WASHINGTON — Plans to add two new express lanes in each direction on Interstate 66 could be shaped by lessons from similar HOV or toll lanes elsewhere in the country, even if those lessons have yet to be learned fully.
In Miami, traffic sped up in the first years after a project that converted a single HOV lane to two toll lanes in each direction, like the proposal for I-66 between the Beltway and Gainesville.
A presentation by American Association of State Highway and Transportation Officials Policy Director Joung Lee says the travel time for express buses using the lanes dropped from 25 minutes to just eight, as average rush-hour speeds dramatically increased in both the regular lanes and the toll lanes.
Several thousand more riders are now using the buses each day.
“A lot of the riders really came because of the HOT lanes, institution of the tolls, and, again, the service improvements as well,” Lee said.
Virginia Transportation Secretary Aubrey Layne acknowledged at a Commonwealth Transportation Board meeting last month that transit improvements were largely missing from the 95 Express Lanes, which opened just over a year ago.
“Our HOT lanes have been successful, but one of the shortfalls is it has not developed the transit, the throughput that many had hoped for,” he said.
He promises transit will be a part of the I-66 plan.
“If you don’t include the others, then I think you really are just getting into allowing those people who have the means to pay go.”
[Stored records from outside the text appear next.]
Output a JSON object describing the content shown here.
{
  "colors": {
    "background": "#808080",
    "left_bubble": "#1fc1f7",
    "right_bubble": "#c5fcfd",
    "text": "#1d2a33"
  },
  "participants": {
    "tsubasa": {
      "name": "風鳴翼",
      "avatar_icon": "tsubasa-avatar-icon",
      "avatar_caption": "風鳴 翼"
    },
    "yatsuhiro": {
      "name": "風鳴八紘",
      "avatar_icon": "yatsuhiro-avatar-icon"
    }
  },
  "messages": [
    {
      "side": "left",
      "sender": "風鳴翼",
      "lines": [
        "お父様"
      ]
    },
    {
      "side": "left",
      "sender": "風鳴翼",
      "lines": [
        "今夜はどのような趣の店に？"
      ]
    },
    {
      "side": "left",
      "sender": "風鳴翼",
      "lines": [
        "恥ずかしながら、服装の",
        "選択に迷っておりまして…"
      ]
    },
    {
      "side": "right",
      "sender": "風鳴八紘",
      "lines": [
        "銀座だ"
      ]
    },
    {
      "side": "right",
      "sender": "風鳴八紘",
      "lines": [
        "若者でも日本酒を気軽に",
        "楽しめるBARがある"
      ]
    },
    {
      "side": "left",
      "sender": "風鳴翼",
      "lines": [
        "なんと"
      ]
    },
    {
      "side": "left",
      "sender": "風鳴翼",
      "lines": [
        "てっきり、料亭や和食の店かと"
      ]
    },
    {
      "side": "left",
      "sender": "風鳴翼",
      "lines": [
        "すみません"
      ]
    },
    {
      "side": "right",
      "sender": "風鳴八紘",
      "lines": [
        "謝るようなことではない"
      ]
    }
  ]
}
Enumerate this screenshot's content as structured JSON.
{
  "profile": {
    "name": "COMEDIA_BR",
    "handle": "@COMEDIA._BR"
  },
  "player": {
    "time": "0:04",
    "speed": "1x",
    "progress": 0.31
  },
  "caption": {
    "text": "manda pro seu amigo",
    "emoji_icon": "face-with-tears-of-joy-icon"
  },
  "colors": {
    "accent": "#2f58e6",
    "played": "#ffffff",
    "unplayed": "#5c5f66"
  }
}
But Lee, who largely touted the benefits of managed lanes, said evidence from other cities shows it is not just the richest drivers who use them.
A great example, he said, are those using day care pickup.
“If you’re going to be late [for pickup], and pay like [a] $50 penalty, but [instead] you pay $5 or whatever it may be to get there on time, that’s going to affect a lot more folks than I think just perhaps the most affluent of the general population,” he said.
Despite the accumulation of data, the technology allowing the variable tolls along with free rides for high-occupancy vehicles has not been around for that long, and lanes across the country are less than a decade old.
“Going forward, we are going to be able to gain more and more insight as more and more of these HOT lanes become established, more data is collected based on the usage and patterns and the like, and I think that can really continue to enhance and better inform a public policy debate such as the one you’re having with I-66,” Lee said.
In the Atlanta area, express lanes have faced significant issues. The lanes became so crowded that early last year the operators began offering toll credits to drivers willing to try out the buses in the corridor.
The program gives bus riders $2 per trip in credits, up to $10 per month.
In the Denver area, tolls cannot drop below the bus fare. In San Diego, the vast majority of money raised from the tolls goes directly to bus service in the corridor.
In the Minneapolis area, drivers apparently got more familiar with the rules over the first three years of the express lanes.
The number of cars in the lanes that did not have the transponder needed for an electronic toll dropped from 303 in the last three months of 2008 to 164 in the middle of 2011.
In Seattle, tolls were added to an HOV lane on SR-167 to allow solo drivers to use the lane that had extra capacity at rush hour.
After the tolls, speeds increased in the main lanes as some drivers moved to the HOV lanes.
As with all road projects, the longer-term impacts are not clear, since the improved speeds could draw more drivers to use the road, which would eventually bring speeds and traffic jams back to the original levels.
The American Association of State Highway and Transportation Officials represents the transportation departments of all 50 states plus the District and Puerto Rico.